Like Kings Who Want More
It's no stretch to argue that last night's Phillies-Red Sox game here in Philly was the biggest baseball game of the season to date. It's only June, of course, but still:
- The Phils entered with the best record in baseball.
- The Sox spent June leading the AL and entered the game just a half-game behind the Yankees for the second-best record in the game.
- Both teams had their best pitchers on the mound: Cliff Lee and Josh Beckett.
- Neither team's success is a surprise. The Yankees are hitting 6 or 7 home runs a night and the Giants have pitched themselves to 12 games over .500, but no one would be surprised to see Lee facing Beckett in a Game One come October. These two looked like the favorites in April, and they look like the favorites now, heading into June.
So: a big game against a big team. And the Phillies smoked them. They hit Beckett hard and Lee finished with his third consecutive complete-game shutout -- a two-hitter -- and a 0.22 ERA for the month of June. The Red Sox didn't even come close to scoring a run -- only one runner got as far as second base ("Darnell McDonald", whoever he is, with an 8th inning double) and none reached third.
What struck me, at the ballpark, sitting high in the nosebleeds down the third-base line, was the mood of the fans. There was no skittishness before the game. There was no griping after the Phils went down 1-2-3 in the first. There was no disappointment, only sincere applause, when Scutaro broke up Lee's no-hit bid in the 6th. After Lee closed the 5-0 win with a 1-2-3 ninth, there was no jubilation. Applause, cheering, high-fives and laughter all around, yes. But no jubilation. What permeated the park was a sense of satisfaction. That this outcome was expected. Of course the Phils won. They're the best team.

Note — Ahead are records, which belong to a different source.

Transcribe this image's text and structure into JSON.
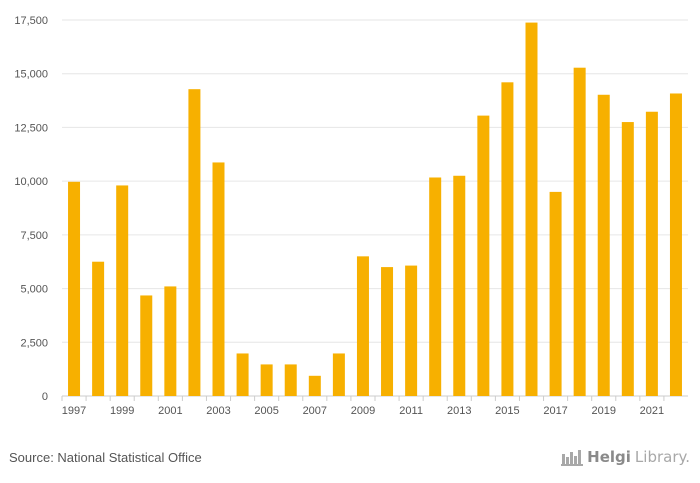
{
  "chart_data": {
    "type": "bar",
    "categories": [
      "1997",
      "1998",
      "1999",
      "2000",
      "2001",
      "2002",
      "2003",
      "2004",
      "2005",
      "2006",
      "2007",
      "2008",
      "2009",
      "2010",
      "2011",
      "2012",
      "2013",
      "2014",
      "2015",
      "2016",
      "2017",
      "2018",
      "2019",
      "2020",
      "2021",
      "2022"
    ],
    "values": [
      9970,
      6250,
      9800,
      4680,
      5100,
      14280,
      10870,
      1980,
      1470,
      1470,
      940,
      1980,
      6500,
      6000,
      6070,
      10170,
      10250,
      13050,
      14600,
      17380,
      9500,
      15280,
      14020,
      12750,
      13230,
      14080
    ],
    "x_tick_labels": [
      "1997",
      "1999",
      "2001",
      "2003",
      "2005",
      "2007",
      "2009",
      "2011",
      "2013",
      "2015",
      "2017",
      "2019",
      "2021"
    ],
    "y_ticks": [
      0,
      2500,
      5000,
      7500,
      10000,
      12500,
      15000,
      17500
    ],
    "y_tick_labels": [
      "0",
      "2,500",
      "5,000",
      "7,500",
      "10,000",
      "12,500",
      "15,000",
      "17,500"
    ],
    "ylim": [
      0,
      17500
    ],
    "title": "",
    "xlabel": "",
    "ylabel": "",
    "grid": true,
    "bar_color": "#f7b000"
  },
  "footer": {
    "source": "Source: National Statistical Office",
    "brand_strong": "Helgi",
    "brand_light": "Library."
  },
  "colors": {
    "grid": "#e6e6e6",
    "axis_text": "#555555",
    "brand": "#9a9a9a"
  }
}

It's the difference between winning a million dollars in the lottery and earning a million dollars through hard work. You're happy either way, but one pops an ecstatic frenzy, the other completes a sense of deep satisfaction.
The 1993 Phillies were the lottery. The whole story felt on the verge of imminent collapse every Mitch Williams loading the bases with no outs and a one-run 9th lead step of the way.
When this team won the Series in 2008, Philly fans, delirious from the city-wide drought of major-sport championships after the fo-fo-fo '83 Sixers, treated it like a lottery win. But not no more. They expect the Phillies to win. They expect Cliff Lee to pitch complete-game shutouts. They expect to score four or five runs off Josh Beckett. Beckett might be the fourth starter if he were in Phillies pinstripes and Phillies fans know it.
Tom Verducci nailed it back in December 2009, when he called the Phillies the Yankees of the National League, "the king who wants more". The sort of team that takes the best pitching staff in the game and adds Cliff Lee. The Phillies' fans have caught up with the team.
Competitiveness is no longer enough. Waiting for good luck is no longer part of the plan. Only dominance will suffice. That's how the team carries itself, and it's how the fans now act.
Like I said, it's only June, and as I write this, two games remain in this series, the next one starting in just a few minutes. It's baseball. Anything can happen. But it's clear how Phillies fans expect this season to end.